In this paper, we propose a novel integrated sensing and communication (ISAC)-enabled dual-scale channel estimation framework, where large-scale channel estimation benefits from sensing, and the temporal variation of small-scale channel state information is modeled via channel aging. By characterizing the impact of angular sensing error on the communication spatial correlation matrix, we derive a closed form expression for the achievable rate under dual-scale channel estimation errors. Considering the different characteristics in time scales, we design the sensing duration for slow-varying large-scale channel and determine the update timing and frequency for fast-varying small-scale channel information within a given frame structure. We formulate an average achievable rate maximization problem under limited time resources and sensing Cramer-Rao bound (CRB) constraints, and propose a segmented golden based joint optimization algorithm to efficiently solve this nonconvex problem.
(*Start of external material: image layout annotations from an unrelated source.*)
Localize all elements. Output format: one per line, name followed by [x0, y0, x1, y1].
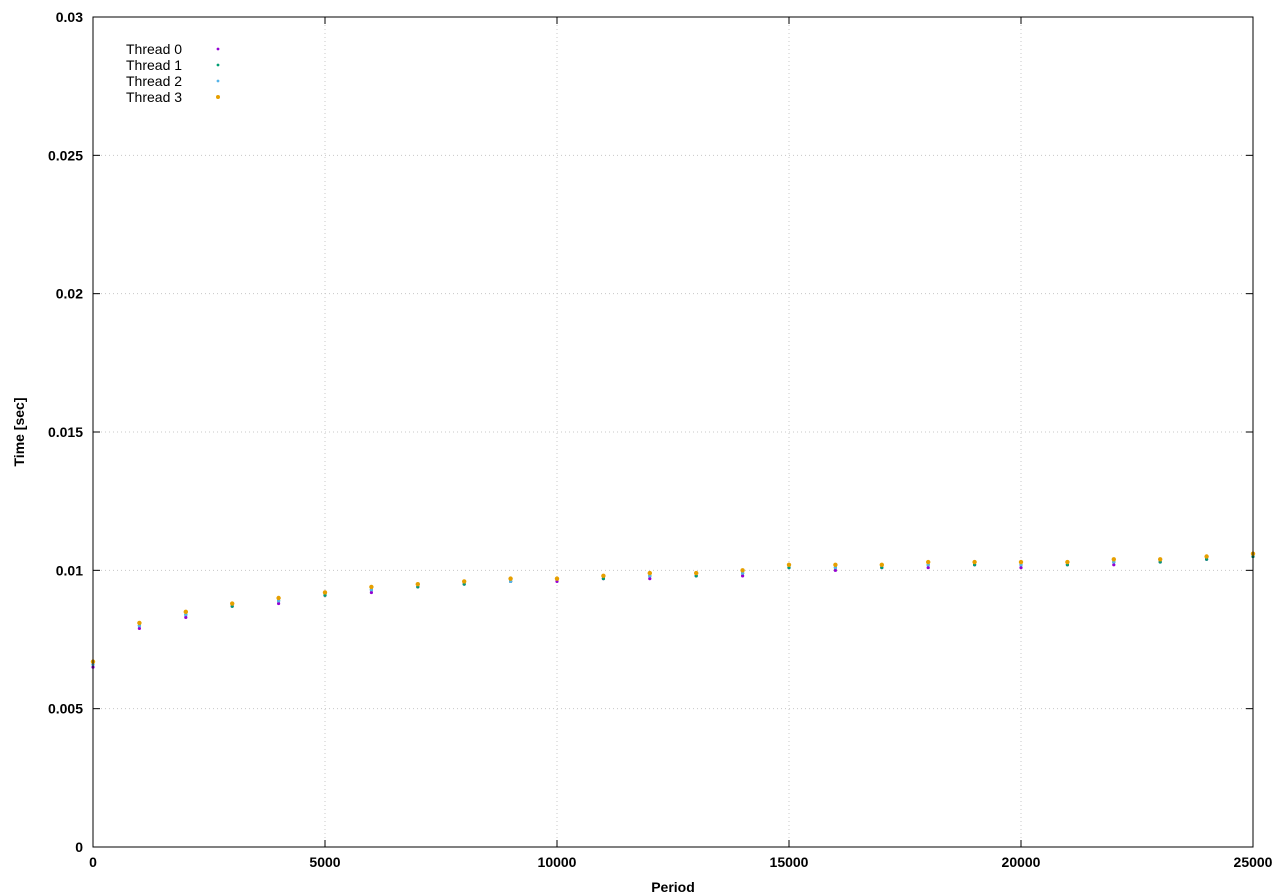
data-point — [554, 576, 560, 581]
data-point — [462, 579, 467, 584]
data-point — [1065, 559, 1070, 565]
x-tick-label: 15000 — [770, 854, 809, 870]
legend-marker — [216, 79, 220, 83]
axis-ticks: 0 5000 10000 15000 20000 25000 0 0.005 0.01 0.015… — [48, 9, 1273, 870]
legend-label: Thread 0 — [126, 41, 182, 57]
data-point — [277, 601, 281, 606]
x-tick-label: 20000 — [1002, 854, 1041, 870]
data-point — [833, 562, 838, 567]
data-point — [369, 584, 374, 590]
data-point — [1112, 563, 1116, 567]
legend: Thread 0Thread 1Thread 2Thread 3 — [126, 41, 220, 105]
data-point — [879, 562, 884, 567]
y-tick-label: 0 — [75, 839, 83, 855]
data-point — [1204, 554, 1209, 559]
data-point — [137, 626, 141, 631]
legend-label: Thread 1 — [126, 57, 182, 73]
legend-label: Thread 2 — [126, 73, 182, 89]
legend-marker — [216, 47, 220, 51]
y-tick-label: 0.015 — [48, 424, 83, 440]
data-point — [833, 568, 838, 572]
data-point — [694, 570, 699, 576]
x-axis-title: Period — [651, 879, 695, 895]
legend-label: Thread 3 — [126, 89, 182, 105]
data-point — [276, 595, 281, 601]
series-3 — [90, 551, 1256, 664]
legend-marker — [216, 63, 220, 67]
data-point — [369, 590, 373, 595]
x-tick-label: 0 — [89, 854, 97, 870]
legend-marker — [216, 95, 220, 99]
data-point — [137, 620, 142, 626]
data-point — [322, 590, 328, 595]
x-tick-label: 25000 — [1234, 854, 1273, 870]
data-point — [230, 601, 235, 606]
data-point — [1018, 559, 1024, 565]
grid-lines — [93, 17, 1253, 847]
series-2 — [91, 552, 1255, 667]
x-tick-label: 5000 — [309, 854, 340, 870]
data-point — [508, 576, 513, 581]
data-point — [184, 615, 188, 619]
y-tick-label: 0.01 — [56, 562, 83, 578]
y-tick-label: 0.005 — [48, 701, 83, 717]
data-points — [90, 551, 1256, 669]
x-tick-label: 10000 — [538, 854, 577, 870]
data-point — [972, 559, 977, 565]
data-point — [786, 562, 792, 567]
data-point — [183, 609, 188, 615]
data-point — [647, 570, 652, 576]
data-point — [1158, 557, 1163, 562]
y-axis-title: Time [sec] — [11, 398, 27, 467]
y-tick-label: 0.02 — [56, 286, 83, 302]
data-point — [648, 577, 652, 581]
data-point — [926, 559, 931, 565]
data-point — [741, 574, 745, 578]
data-point — [740, 568, 745, 573]
data-point — [1111, 557, 1117, 562]
y-tick-label: 0.03 — [56, 9, 83, 25]
series-1 — [91, 554, 1255, 667]
scatter-chart: 0 5000 10000 15000 20000 25000 0 0.005 0.01 0.015… — [11, 9, 1273, 895]
data-point — [415, 581, 420, 587]
data-point — [601, 573, 606, 579]
data-point — [1019, 565, 1023, 570]
data-point — [926, 565, 930, 570]
y-tick-label: 0.025 — [48, 147, 83, 163]
series-0 — [91, 554, 1255, 669]
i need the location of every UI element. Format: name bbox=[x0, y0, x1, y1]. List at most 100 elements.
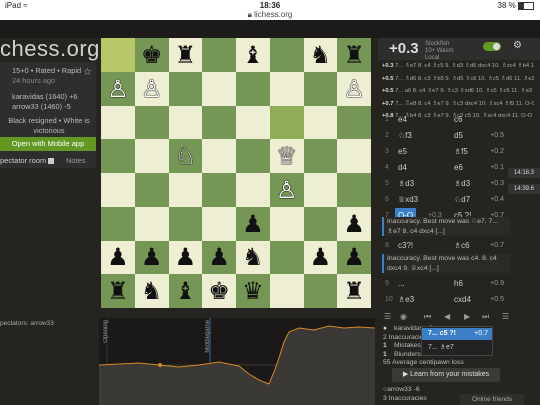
move-list[interactable]: 1 e4 c6 2 ♘f3 d5 +0.5 3 e5 ♗f5 +0.2 4 d4 e6 +0.1 5 ♗d3 ♗d… bbox=[382, 112, 506, 224]
square-h7[interactable]: ♙ bbox=[337, 71, 371, 106]
square-d3[interactable] bbox=[202, 206, 236, 241]
square-a4[interactable] bbox=[101, 173, 135, 207]
square-h3[interactable]: ♟ bbox=[337, 206, 371, 241]
square-g2[interactable]: ♟ bbox=[303, 240, 338, 275]
black-move[interactable]: ♗d3 bbox=[454, 176, 470, 192]
white-player[interactable]: karavidas (1640) +6 bbox=[12, 92, 78, 102]
evaluation-graph[interactable]: Opening Middlegame bbox=[99, 318, 375, 405]
white-move[interactable]: e5 bbox=[398, 144, 407, 160]
checkbox[interactable] bbox=[48, 158, 55, 165]
square-b2[interactable]: ♟ bbox=[134, 240, 169, 275]
white-piece-icon[interactable]: ♕ bbox=[276, 144, 298, 168]
white-move[interactable]: ♘f3 bbox=[398, 128, 412, 144]
square-d2[interactable]: ♟ bbox=[202, 240, 236, 275]
square-h5[interactable] bbox=[337, 139, 371, 173]
square-b3[interactable] bbox=[134, 206, 169, 241]
black-piece-icon[interactable]: ♛ bbox=[242, 279, 264, 303]
black-move[interactable]: e6 bbox=[454, 160, 463, 176]
square-c3[interactable] bbox=[168, 206, 203, 241]
white-move[interactable]: ♕xd3 bbox=[398, 192, 418, 208]
square-a5[interactable] bbox=[101, 139, 135, 173]
white-move[interactable]: d4 bbox=[398, 160, 407, 176]
white-move[interactable]: ♗e3 bbox=[398, 292, 414, 308]
black-piece-icon[interactable]: ♞ bbox=[310, 43, 332, 67]
square-e1[interactable]: ♛ bbox=[236, 274, 270, 308]
square-d7[interactable] bbox=[202, 71, 236, 106]
square-a6[interactable] bbox=[101, 105, 135, 140]
pv-line[interactable]: +0.7 7... ♖e8 8. c4 ♗e7 9. ♗c3 dxc4 10. … bbox=[382, 98, 534, 111]
square-c1[interactable]: ♝ bbox=[168, 274, 203, 308]
black-piece-icon[interactable]: ♚ bbox=[141, 43, 163, 67]
site-logo[interactable]: chess.org bbox=[0, 36, 100, 62]
black-player[interactable]: arrow33 (1460) -5 bbox=[12, 102, 71, 112]
next-move-icon[interactable]: ▶ bbox=[464, 312, 470, 321]
black-piece-icon[interactable]: ♟ bbox=[242, 212, 264, 236]
square-b7[interactable]: ♙ bbox=[134, 71, 169, 106]
square-g1[interactable] bbox=[303, 274, 338, 308]
square-b1[interactable]: ♞ bbox=[134, 274, 169, 308]
black-piece-icon[interactable]: ♟ bbox=[141, 245, 163, 269]
black-piece-icon[interactable]: ♝ bbox=[175, 279, 197, 303]
first-move-icon[interactable]: ⏮ bbox=[424, 312, 431, 322]
url-display[interactable]: 🔒︎ lichess.org bbox=[0, 10, 540, 20]
square-b4[interactable] bbox=[134, 173, 169, 207]
black-move[interactable]: h6 bbox=[454, 276, 463, 292]
square-e2[interactable]: ♞ bbox=[236, 240, 270, 275]
square-e3[interactable]: ♟ bbox=[236, 206, 270, 241]
square-f3[interactable] bbox=[269, 206, 304, 241]
square-g8[interactable]: ♞ bbox=[303, 38, 338, 72]
white-piece-icon[interactable]: ♘ bbox=[175, 144, 197, 168]
white-move[interactable]: e4 bbox=[398, 112, 407, 128]
move-list-late[interactable]: 9... h6 +0.9 10 ♗e3 cxd4 +0.5 bbox=[382, 276, 506, 308]
chess-board[interactable]: ♚ ♜ ♝ ♞ ♜ ♙ ♙ ♙ ♘ ♕ ♙ ♟ ♟ ♟ ♟ ♟ ♟ ♞ ♟ ♟ ♜ ♞ ♝ ♚ ♛ ♜ bbox=[101, 38, 371, 308]
black-piece-icon[interactable]: ♟ bbox=[208, 245, 230, 269]
white-piece-icon[interactable]: ♙ bbox=[141, 77, 163, 101]
square-f1[interactable] bbox=[269, 274, 304, 308]
white-piece-icon[interactable]: ♙ bbox=[343, 77, 365, 101]
square-d8[interactable] bbox=[202, 38, 236, 72]
square-a8[interactable] bbox=[101, 38, 135, 72]
black-move[interactable]: cxd4 bbox=[454, 292, 471, 308]
square-g4[interactable] bbox=[303, 173, 338, 207]
square-e5[interactable] bbox=[236, 139, 270, 173]
white-move[interactable]: ♗d3 bbox=[398, 176, 414, 192]
square-h2[interactable]: ♟ bbox=[337, 240, 371, 275]
square-a2[interactable]: ♟ bbox=[101, 240, 135, 275]
square-a1[interactable]: ♜ bbox=[101, 274, 135, 308]
black-piece-icon[interactable]: ♚ bbox=[208, 279, 230, 303]
black-piece-icon[interactable]: ♞ bbox=[242, 245, 264, 269]
menu-icon[interactable]: ☰ bbox=[384, 312, 391, 321]
square-g7[interactable] bbox=[303, 71, 338, 106]
bookmark-star-icon[interactable]: ☆ bbox=[83, 68, 92, 78]
square-h1[interactable]: ♜ bbox=[337, 274, 371, 308]
square-e4[interactable] bbox=[236, 173, 270, 207]
square-f2[interactable] bbox=[269, 240, 304, 275]
black-move[interactable]: ♗f5 bbox=[454, 144, 468, 160]
square-f7[interactable] bbox=[269, 71, 304, 106]
square-g5[interactable] bbox=[303, 139, 338, 173]
square-d6[interactable] bbox=[202, 105, 236, 140]
pv-line[interactable]: +0.5 7... a6 8. c4 ♗e7 9. ♗c3 ♗xd6 10. ♗… bbox=[382, 85, 534, 98]
pv-line[interactable]: +0.5 7... ♗d6 8. c3 ♗b5 9. ♗d5 ♗c6 10. ♗… bbox=[382, 73, 534, 86]
black-piece-icon[interactable]: ♟ bbox=[343, 212, 365, 236]
popup-other-move[interactable]: 7... ♗e7 bbox=[428, 343, 454, 351]
black-piece-icon[interactable]: ♞ bbox=[141, 279, 163, 303]
square-b5[interactable] bbox=[134, 139, 169, 173]
square-g3[interactable] bbox=[303, 206, 338, 241]
gear-icon[interactable]: ⚙ bbox=[513, 40, 522, 51]
square-f6[interactable] bbox=[269, 105, 304, 140]
black-piece-icon[interactable]: ♜ bbox=[343, 279, 365, 303]
square-d4[interactable] bbox=[202, 173, 236, 207]
target-icon[interactable]: ◉ bbox=[400, 312, 407, 321]
square-a7[interactable]: ♙ bbox=[101, 71, 135, 106]
prev-move-icon[interactable]: ◀ bbox=[444, 312, 450, 321]
black-piece-icon[interactable]: ♜ bbox=[343, 43, 365, 67]
learn-from-mistakes-button[interactable]: ▶ Learn from your mistakes bbox=[392, 368, 500, 382]
square-c7[interactable] bbox=[168, 71, 203, 106]
square-f8[interactable] bbox=[269, 38, 304, 72]
last-move-icon[interactable]: ⏭ bbox=[482, 312, 489, 322]
black-move[interactable]: ♗c6 bbox=[454, 238, 470, 254]
square-c5[interactable]: ♘ bbox=[168, 139, 203, 173]
square-e7[interactable] bbox=[236, 71, 270, 106]
square-b8[interactable]: ♚ bbox=[134, 38, 169, 72]
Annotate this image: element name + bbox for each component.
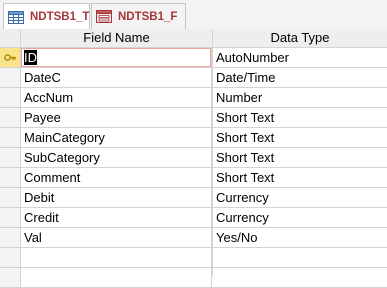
- data-type-cell[interactable]: [213, 268, 387, 287]
- row-selector[interactable]: [0, 88, 21, 107]
- field-name-text: Debit: [24, 190, 55, 205]
- header-data-type[interactable]: Data Type: [213, 29, 387, 47]
- header-field-name[interactable]: Field Name: [21, 29, 213, 47]
- field-name-cell[interactable]: MainCategory: [21, 128, 212, 147]
- row-selector[interactable]: [0, 48, 21, 67]
- data-type-cell[interactable]: Currency: [213, 188, 387, 207]
- field-name-text: Comment: [24, 170, 81, 185]
- data-type-cell[interactable]: AutoNumber: [213, 48, 387, 67]
- table-row[interactable]: Comment Short Text: [0, 168, 387, 188]
- tab-label: NDTSB1_T: [30, 11, 90, 23]
- field-name-text: AccNum: [24, 90, 74, 105]
- tab-label: NDTSB1_F: [118, 10, 178, 23]
- field-name-text: DateC: [24, 70, 61, 85]
- field-name-cell[interactable]: Val: [21, 228, 212, 247]
- data-type-cell[interactable]: Currency: [213, 208, 387, 227]
- data-type-cell[interactable]: Date/Time: [213, 68, 387, 87]
- table-design-grid: Field Name Data Type ID AutoNumber DateC Da…: [0, 29, 387, 288]
- row-selector[interactable]: [0, 208, 21, 227]
- select-all-header[interactable]: [0, 29, 21, 47]
- row-selector[interactable]: [0, 68, 21, 87]
- field-name-cell[interactable]: DateC: [21, 68, 212, 87]
- row-selector[interactable]: [0, 268, 21, 287]
- data-type-cell[interactable]: Number: [213, 88, 387, 107]
- tab-ndtsb1-t[interactable]: NDTSB1_T ×: [3, 3, 102, 30]
- form-icon: [96, 10, 112, 23]
- grid-header: Field Name Data Type: [0, 29, 387, 48]
- table-row[interactable]: [0, 248, 387, 268]
- field-name-cell[interactable]: Credit: [21, 208, 212, 227]
- table-row[interactable]: Debit Currency: [0, 188, 387, 208]
- field-name-cell[interactable]: [21, 248, 212, 267]
- row-selector[interactable]: [0, 148, 21, 167]
- field-name-text: ID: [24, 50, 37, 65]
- table-row[interactable]: [0, 268, 387, 288]
- field-name-text: Credit: [24, 210, 59, 225]
- table-row[interactable]: MainCategory Short Text: [0, 128, 387, 148]
- table-row[interactable]: Val Yes/No: [0, 228, 387, 248]
- row-selector[interactable]: [0, 168, 21, 187]
- row-selector[interactable]: [0, 128, 21, 147]
- field-name-cell[interactable]: [21, 268, 212, 287]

Simulation results demonstrate that our proposed scheme achieves significant performance improvement compared with the benchmark schemes, which further validate that the system can leverage additional sensing capabilities to enhance communication efficiency.

翻译：本文提出了一种新颖的集成感知与通信（ISAC）支持的双尺度信道估计框架，其中大尺度信道估计受益于感知功能，而小尺度信道状态信息的时间变化则通过信道老化模型进行刻画。通过分析角度感知误差对通信空间相关矩阵的影响，我们推导了双尺度信道估计误差下可达速率的闭式表达式。考虑到不同时间尺度的特性差异，我们在给定帧结构内设计了针对慢变化大尺度信道的感知时长，并确定了快变化小尺度信道信息的更新时机与频率。我们在有限时间资源与感知克拉美-罗界（CRB）约束下，构建了平均可达速率最大化问题，并提出了一种基于分段黄金分割的联合优化算法来高效求解这一非凸问题。仿真结果表明，与基准方案相比，我们提出的方案实现了显著的性能提升，进一步验证了系统能够利用额外的感知能力来增强通信效率。